Upon returning to Costa Rica I felt like I had a better understaning of both countries. There is a great deal of antagonism between the two countries and down-right racism in Costa Rica. Nicaragua is one of the poorest countries in Latin America while Costa Rica is one of the most well off. (Per-capita income) As a result illegal imigrants from Nicaragua are flooding into Costa Rica. The average Costa Rican when asked will go on a long diatribe about how awful Nicagrauans are and how they cause most of the problems in the country. (Mexicans and Colombians causing the rest of the problems in their opinion.) When I told people that I was going to Nicaragua many Ticos advised me to be very careful. One told me that Nicaraguans all run around with machetes and hack at any passerby.

I came back with all my apendages in tact and found most of the Nicaraguans I met to be perfectly nice and the Tico´s horror stories unjustified. And while I certanily tire and disagree with the Tico`s prevailing aditudes towards their northen neighbors I do feel like I gained an insight into where these feelings are based.

Costa Rica is a success story in Latin America. There one and only civil war was eighty years ago and lasted for two weeks. (People started dying so they decided they should stop.) Since then they have had uninterupted democracy and a growing economy. Tico´s take great pride in this and many times it becomes downright arrogance. However, despite their somewhat snobish attitude Tico´s don´t beg. In almost seven months of living here I can count on one hand the number of times someone has begged for money from me. Tico´s have too much pride to stoup to begging. In Nicaragua on the other hand they have had thirty years of everything going wrong and an incompetent governement that bribes votes through handouts. As a result I could rarely walk more than 200 meters without someone hitting me up for money. (Which I never gave.) Given this culture difference I could start to understand where the Tico arrogance I so frequently was encountering came from.

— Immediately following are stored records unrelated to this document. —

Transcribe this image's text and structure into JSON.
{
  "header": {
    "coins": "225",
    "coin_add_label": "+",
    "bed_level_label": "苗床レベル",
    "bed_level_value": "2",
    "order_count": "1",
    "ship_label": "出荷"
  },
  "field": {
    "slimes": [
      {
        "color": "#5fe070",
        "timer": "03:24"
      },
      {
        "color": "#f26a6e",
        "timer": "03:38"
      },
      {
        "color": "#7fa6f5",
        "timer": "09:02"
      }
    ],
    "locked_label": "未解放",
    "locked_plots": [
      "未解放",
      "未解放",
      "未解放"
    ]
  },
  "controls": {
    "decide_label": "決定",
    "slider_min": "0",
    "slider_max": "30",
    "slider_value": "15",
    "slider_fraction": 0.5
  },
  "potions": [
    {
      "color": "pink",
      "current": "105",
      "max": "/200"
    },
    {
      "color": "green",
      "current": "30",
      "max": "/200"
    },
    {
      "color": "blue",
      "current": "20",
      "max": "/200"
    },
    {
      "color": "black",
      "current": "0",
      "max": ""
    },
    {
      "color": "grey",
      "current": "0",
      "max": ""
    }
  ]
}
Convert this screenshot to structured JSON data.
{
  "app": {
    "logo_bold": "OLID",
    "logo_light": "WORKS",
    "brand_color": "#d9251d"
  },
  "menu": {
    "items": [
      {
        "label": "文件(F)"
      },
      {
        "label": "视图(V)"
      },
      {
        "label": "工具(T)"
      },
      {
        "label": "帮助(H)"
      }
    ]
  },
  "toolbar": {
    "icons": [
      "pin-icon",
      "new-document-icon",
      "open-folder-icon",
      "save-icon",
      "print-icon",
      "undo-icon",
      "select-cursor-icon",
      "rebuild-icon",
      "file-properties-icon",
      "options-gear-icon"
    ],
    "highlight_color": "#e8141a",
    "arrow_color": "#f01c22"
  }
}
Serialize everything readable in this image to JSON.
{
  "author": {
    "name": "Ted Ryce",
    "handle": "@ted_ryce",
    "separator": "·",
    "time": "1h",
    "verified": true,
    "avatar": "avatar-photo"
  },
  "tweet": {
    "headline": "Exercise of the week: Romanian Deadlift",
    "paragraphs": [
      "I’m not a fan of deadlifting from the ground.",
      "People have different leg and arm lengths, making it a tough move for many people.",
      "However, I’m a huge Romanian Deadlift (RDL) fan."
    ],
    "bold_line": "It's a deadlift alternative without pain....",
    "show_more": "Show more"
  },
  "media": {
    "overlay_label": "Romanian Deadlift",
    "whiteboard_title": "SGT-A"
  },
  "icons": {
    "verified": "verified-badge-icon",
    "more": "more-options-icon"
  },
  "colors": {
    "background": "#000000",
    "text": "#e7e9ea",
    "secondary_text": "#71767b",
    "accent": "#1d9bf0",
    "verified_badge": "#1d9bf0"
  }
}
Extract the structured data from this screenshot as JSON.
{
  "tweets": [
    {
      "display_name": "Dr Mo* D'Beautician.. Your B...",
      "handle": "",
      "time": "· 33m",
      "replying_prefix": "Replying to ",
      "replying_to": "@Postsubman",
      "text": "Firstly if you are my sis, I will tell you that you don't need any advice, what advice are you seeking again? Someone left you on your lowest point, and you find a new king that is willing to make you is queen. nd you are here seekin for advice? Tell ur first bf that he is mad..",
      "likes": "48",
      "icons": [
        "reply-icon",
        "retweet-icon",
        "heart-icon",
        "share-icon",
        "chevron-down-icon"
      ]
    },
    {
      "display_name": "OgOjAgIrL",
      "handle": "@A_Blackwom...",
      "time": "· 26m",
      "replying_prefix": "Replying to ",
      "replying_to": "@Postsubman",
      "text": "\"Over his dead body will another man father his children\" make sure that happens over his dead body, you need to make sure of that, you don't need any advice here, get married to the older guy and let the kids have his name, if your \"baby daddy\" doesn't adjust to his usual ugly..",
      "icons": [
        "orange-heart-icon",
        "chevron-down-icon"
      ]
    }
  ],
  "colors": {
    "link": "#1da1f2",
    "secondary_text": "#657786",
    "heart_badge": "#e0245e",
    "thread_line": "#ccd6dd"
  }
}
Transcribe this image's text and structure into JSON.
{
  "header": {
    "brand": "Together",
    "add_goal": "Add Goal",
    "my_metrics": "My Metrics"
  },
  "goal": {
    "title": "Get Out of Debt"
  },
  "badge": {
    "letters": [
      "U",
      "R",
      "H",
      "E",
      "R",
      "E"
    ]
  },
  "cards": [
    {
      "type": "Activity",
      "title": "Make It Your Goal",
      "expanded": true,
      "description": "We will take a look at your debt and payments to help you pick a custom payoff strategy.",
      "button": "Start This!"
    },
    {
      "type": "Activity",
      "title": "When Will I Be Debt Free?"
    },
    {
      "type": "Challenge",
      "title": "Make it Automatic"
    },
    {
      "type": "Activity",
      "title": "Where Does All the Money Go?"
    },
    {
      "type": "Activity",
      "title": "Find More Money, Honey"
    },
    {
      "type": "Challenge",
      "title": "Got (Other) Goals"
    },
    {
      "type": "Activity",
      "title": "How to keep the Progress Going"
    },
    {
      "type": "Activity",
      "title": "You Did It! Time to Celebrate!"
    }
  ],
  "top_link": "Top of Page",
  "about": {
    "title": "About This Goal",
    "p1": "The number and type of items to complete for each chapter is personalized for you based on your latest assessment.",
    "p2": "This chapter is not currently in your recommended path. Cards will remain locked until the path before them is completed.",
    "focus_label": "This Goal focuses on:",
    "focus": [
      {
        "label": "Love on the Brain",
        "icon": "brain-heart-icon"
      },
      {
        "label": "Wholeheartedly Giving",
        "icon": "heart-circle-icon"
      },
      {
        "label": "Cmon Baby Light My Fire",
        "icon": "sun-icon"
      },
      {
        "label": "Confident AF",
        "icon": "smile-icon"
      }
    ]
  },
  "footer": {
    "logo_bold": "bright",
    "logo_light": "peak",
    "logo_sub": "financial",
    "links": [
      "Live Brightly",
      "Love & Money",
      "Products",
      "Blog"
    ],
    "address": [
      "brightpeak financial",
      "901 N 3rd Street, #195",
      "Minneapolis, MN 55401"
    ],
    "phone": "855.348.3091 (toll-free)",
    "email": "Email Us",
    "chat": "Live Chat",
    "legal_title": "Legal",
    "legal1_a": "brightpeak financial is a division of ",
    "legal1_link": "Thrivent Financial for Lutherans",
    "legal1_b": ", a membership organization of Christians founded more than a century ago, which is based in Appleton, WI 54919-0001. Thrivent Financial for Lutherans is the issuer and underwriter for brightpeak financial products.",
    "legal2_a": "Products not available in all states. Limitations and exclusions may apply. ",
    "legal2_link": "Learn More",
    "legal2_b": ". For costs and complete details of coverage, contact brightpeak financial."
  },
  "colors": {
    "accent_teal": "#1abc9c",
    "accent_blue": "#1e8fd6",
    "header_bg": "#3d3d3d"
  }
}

Overall, I did enjoy my vacation in Nicaragua but was happy to come home when I did. Coming home. This was a very odd feeling. When I crossed the border into Costa Rica I had that feeling of anticipation that I always recieve when I come back from a trip abroad. This time, however, I was not returning to the United States but to another country. It is a very odd experience to feel like you are going home when you are in another counrty away from home. I still haven`t really sorted this out in my head.